- Also known as: ProfessorD.us, ProfD, Damon Sajnani
- Born: Damon Chandru Burchell June 12, 1976 (age 49)
- Origin: Toronto, Ontario, Canada
- Genres: Hip Hop
- Occupation(s): Emcee, rapper, professor, author,
- Years active: 1995–2008
- Labels: Justus League Records

= Professor D =

Damon Burchell, better known by the aliases Professor D, ProfessorD.us, and Damon Sajnani, is a Canadian rapper and former assistant professor based in the United States. He was the lead vocalist of The Dope Poet Society and taught African Studies at the University of Wisconsin–Madison as a professor where he taught courses on Hip Hop and Politics in Africa and around the world. He was the inaugural Nasir Jones Hip Hop Fellow at the W. E. B. Du Bois Research Institute at Harvard University in 2014-15. He is known for rapping about social issues and global politics with sophisticated rhyme structures and "tongue twisting flows." Marcyliena Morgan, Executive Director of Harvard's Hiphop Archive, says Professor D's work "represents the innovations and creativity of hiphop at its best." Professor D has released several critically acclaimed albums and published numerous scholarly articles, however following criminal charges related to his time at UW, his professorship was terminated.

In December 2016, Wisconsin legislators Stephen Nass and Dave Murphy asked UW to fire Burchell and cancel his course titled The Problem of Whiteness which the legislators maintain is "adding to the polarization of the races in the state," and which they believed was premised on the idea that white people are racist. The course description states that "whiteness studies considers how race is experienced by white people. It explores how they consciously and unconsciously perpetuate institutional racism and how this not only devastates communities of color but also perpetuates the oppression of most white folks along the lines of class and gender. In this class, we will ask what an ethical white identity entails, what it means to be #woke, and consider the journal Race Traitor's motto, 'treason to whiteness is loyalty to humanity.'"

In June 2021, a complaint was filed against Burchell by the university police at UW for violating statute UWS 18.08(6)(a) of the Wisconsin legislature. The statute states in part that "No person may ignore, bypass, circumvent, damage, interfere with, or attempt to deceive by fraudulent means, any university authorized security measure or monitoring device." Burchell was found guilty following a no contest plea in August 2021, and fined $200.50. That summer, Burchell's faculty page was scrubbed from the website of the UW African Studies Program.
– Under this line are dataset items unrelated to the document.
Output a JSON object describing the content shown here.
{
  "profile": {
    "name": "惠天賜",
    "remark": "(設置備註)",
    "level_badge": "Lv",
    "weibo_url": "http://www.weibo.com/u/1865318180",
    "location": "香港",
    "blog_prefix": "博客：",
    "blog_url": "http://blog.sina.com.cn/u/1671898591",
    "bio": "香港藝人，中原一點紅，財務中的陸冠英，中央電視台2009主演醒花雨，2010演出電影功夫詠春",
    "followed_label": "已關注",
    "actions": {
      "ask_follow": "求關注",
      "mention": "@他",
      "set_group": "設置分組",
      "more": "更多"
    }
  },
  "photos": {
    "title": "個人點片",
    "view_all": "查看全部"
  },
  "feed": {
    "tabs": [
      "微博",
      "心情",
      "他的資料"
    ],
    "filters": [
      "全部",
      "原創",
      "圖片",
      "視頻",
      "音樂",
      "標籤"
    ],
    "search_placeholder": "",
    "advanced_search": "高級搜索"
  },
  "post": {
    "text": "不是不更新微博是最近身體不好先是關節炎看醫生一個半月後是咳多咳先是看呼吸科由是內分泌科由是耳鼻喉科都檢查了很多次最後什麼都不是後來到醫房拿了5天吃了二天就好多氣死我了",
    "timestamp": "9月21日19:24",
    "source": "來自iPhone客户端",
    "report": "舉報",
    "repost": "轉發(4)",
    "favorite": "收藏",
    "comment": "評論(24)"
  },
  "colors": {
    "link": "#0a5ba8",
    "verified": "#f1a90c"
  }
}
Burchell was then charged with felony theft between $2500 to $5000 in September 2021. He was accused of violating of Wisconsin statute 943.20(1)(a) in May 2021, and was subsequently released on a $500 signature bond and ordered to have no unauthorized contact with any UW property. After missing a court appearance in January 2022, Burchell was the subject of a two-week bench warrant. The case was dismissed by Assistant District Attorney of Dane County in Wisconsin on June 12, 2023.